As Giroux got acclimated to the NHL, something special was brewing elsewhere in the Flyers lineup. Mike Richards and Jeff Carter were highlighting a renaissance within the organization. When Chris Pronger was acquired by the Flyers during the 2009 offseason, they knew they were locked and loaded for a playoff run. Danny Briere, Simon Gagne, Scott Hartnell, Kimmo Timonen, and James Van Riemsdyk were other leading forces on the roster, and it gave Claude Giroux plenty of learning trees to sit under while he played second fiddle during their run to the Stanley Cup in 2010.
Within the following three seasons Richards, Carter, Gagne, and JVR were traded and Chris Pronger retired after a concussion. Claude Giroux was thrust into the leadership role with an entirely new group of players like Brayden Schenn, Wayne Simmonds and Jake Voracek.
In 2012, he was flanked by Scott Hartnell and legend Jaromir Jagr as well as the veterans in Kimmo Timonen and Danny Briere. They were succeeded by Vincent Lecavalier and Mark Streit, who were both in the back-nine of their careers, and by the time 2016 rolled around, the “veterans” on the roster dropped in quality down to Nick Schultz and Valtteri Filppula. The team as a whole bottomed out and Giroux was at the helm by himself of a sinking ship.
By now it’s no secret that the Hextall era ultimately set the franchise up for failure. Ignoring the main roster and restocking the draft cabinet with low-ceiling players ultimately stalled any forward momentum the team might have had in the mid-2010’s.
Though through it all Claude Giroux’s individual production and effort level never wavered. In the last ten seasons Giroux has led the team in points seven times and been runner-up twice. It crescendoed in a 34-goal, 102-point season in 2017-18 that saw him finish in a questionable fourth place in Hart Trophy voting.

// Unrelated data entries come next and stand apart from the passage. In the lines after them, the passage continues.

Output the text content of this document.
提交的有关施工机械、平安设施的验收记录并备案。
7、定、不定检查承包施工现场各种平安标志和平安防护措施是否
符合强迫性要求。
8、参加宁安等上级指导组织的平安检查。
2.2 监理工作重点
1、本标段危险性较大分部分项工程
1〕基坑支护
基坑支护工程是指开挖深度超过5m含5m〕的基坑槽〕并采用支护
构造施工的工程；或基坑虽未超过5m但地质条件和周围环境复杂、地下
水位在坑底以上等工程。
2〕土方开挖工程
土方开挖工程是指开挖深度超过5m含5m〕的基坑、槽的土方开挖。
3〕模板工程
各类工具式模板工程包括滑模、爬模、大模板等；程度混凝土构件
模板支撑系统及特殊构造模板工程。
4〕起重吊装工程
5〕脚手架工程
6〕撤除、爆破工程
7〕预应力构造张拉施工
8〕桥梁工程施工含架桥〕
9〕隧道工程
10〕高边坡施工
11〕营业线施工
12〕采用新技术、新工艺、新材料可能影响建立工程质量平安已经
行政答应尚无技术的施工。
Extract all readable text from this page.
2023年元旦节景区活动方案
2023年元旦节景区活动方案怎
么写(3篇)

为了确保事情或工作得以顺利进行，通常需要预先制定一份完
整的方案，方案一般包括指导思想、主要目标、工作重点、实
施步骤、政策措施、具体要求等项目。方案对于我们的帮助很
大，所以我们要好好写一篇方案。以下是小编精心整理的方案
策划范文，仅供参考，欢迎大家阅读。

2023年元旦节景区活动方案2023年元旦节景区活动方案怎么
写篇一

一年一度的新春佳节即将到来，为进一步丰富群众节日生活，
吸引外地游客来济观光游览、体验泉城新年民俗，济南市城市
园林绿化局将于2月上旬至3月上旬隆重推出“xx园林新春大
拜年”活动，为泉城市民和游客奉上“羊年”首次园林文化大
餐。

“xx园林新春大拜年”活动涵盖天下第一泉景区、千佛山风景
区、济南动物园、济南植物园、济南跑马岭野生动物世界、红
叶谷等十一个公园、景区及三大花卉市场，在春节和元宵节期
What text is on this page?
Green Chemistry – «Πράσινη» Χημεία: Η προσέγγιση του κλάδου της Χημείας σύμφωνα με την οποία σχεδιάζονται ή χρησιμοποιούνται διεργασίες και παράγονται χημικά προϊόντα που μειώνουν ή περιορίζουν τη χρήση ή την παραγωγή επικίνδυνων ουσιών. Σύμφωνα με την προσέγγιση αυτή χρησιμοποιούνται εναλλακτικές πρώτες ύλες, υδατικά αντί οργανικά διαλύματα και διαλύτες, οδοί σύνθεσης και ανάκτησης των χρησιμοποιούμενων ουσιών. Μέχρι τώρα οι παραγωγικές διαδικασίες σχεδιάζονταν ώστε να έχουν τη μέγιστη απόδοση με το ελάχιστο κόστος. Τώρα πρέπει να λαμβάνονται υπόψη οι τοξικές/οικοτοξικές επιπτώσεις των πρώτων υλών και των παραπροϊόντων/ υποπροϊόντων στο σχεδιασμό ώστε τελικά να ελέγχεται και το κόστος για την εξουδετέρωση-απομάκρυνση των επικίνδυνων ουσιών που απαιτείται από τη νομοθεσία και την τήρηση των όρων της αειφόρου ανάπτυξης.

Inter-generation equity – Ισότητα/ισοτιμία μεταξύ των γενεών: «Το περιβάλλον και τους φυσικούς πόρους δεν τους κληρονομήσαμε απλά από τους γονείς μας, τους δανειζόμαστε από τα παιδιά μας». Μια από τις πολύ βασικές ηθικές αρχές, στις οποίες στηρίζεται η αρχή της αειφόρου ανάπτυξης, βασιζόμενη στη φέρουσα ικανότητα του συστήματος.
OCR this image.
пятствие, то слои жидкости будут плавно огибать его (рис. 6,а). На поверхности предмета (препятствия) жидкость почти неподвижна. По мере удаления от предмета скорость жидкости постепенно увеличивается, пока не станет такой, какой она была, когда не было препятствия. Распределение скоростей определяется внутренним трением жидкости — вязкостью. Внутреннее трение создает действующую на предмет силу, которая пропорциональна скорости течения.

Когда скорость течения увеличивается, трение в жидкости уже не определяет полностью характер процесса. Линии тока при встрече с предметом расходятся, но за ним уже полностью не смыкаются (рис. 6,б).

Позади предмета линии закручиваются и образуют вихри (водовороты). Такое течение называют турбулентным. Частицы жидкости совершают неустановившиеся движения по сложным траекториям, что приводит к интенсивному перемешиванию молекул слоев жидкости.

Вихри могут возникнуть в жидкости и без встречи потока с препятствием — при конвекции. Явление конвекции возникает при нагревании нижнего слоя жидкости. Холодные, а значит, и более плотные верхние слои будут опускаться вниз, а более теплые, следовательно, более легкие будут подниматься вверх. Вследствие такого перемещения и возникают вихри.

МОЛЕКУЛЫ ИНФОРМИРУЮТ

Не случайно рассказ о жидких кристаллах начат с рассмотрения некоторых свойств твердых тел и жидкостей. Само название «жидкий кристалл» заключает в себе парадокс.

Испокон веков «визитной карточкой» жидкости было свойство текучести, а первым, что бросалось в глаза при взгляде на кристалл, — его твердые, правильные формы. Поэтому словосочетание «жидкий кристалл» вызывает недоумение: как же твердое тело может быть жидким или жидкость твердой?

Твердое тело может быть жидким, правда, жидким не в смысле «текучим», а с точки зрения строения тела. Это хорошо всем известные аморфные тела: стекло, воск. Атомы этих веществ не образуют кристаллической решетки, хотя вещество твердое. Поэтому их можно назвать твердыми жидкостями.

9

Yet after a career in orange and black that spanned nearly 15 years, what does Giroux have to show for it? A seven-time NHL All-Star, Three top five Hart Trophy finishes, a handful of Selke and Byng Trophy votes throughout the years, and chasing down multiple individual Flyers’ scoring records after already claiming others.
By no means is it Giroux’s fault the team didn’t have any success during his time in Philly. It’s not everyday a franchise icon falls into your lap. When you have a prestigious organization like the Flyers with 55 years of history and countless legendary players yet someone can still rise about the crowd and be a superstar, it’s something special. But the organization failed to put a competitive team in the ice to insulate him.
Whether Giroux leaves at the trade deadline, the offseason, or even if he re-signs and sticks around a few more years, the current state of the team is beyond repair and more than likely can’t be crafted into a Cup contending team before the sands of Giroux’s NHL hourglass run out. Unfortunately, there doesn’t appear to be a fairy tale ending in Philadelphia. Once he’s no longer in the picture, it seems unlikely anybody will be ready for the shockwaves that will hit the team. He’s the lifeblood of the offense and the heartbeat of the franchise. When he leaves, what’s left?
Claude Giroux will undoubtedly go down as one of the greatest Flyers of all time, and may be the most under-appreciated athlete to ever suit up in Philadelphia. Watching him leave is going to be a hard day, but the Flyers have no one but themselves to blame for wasting the career of one of the brightest stars the organization has ever seen.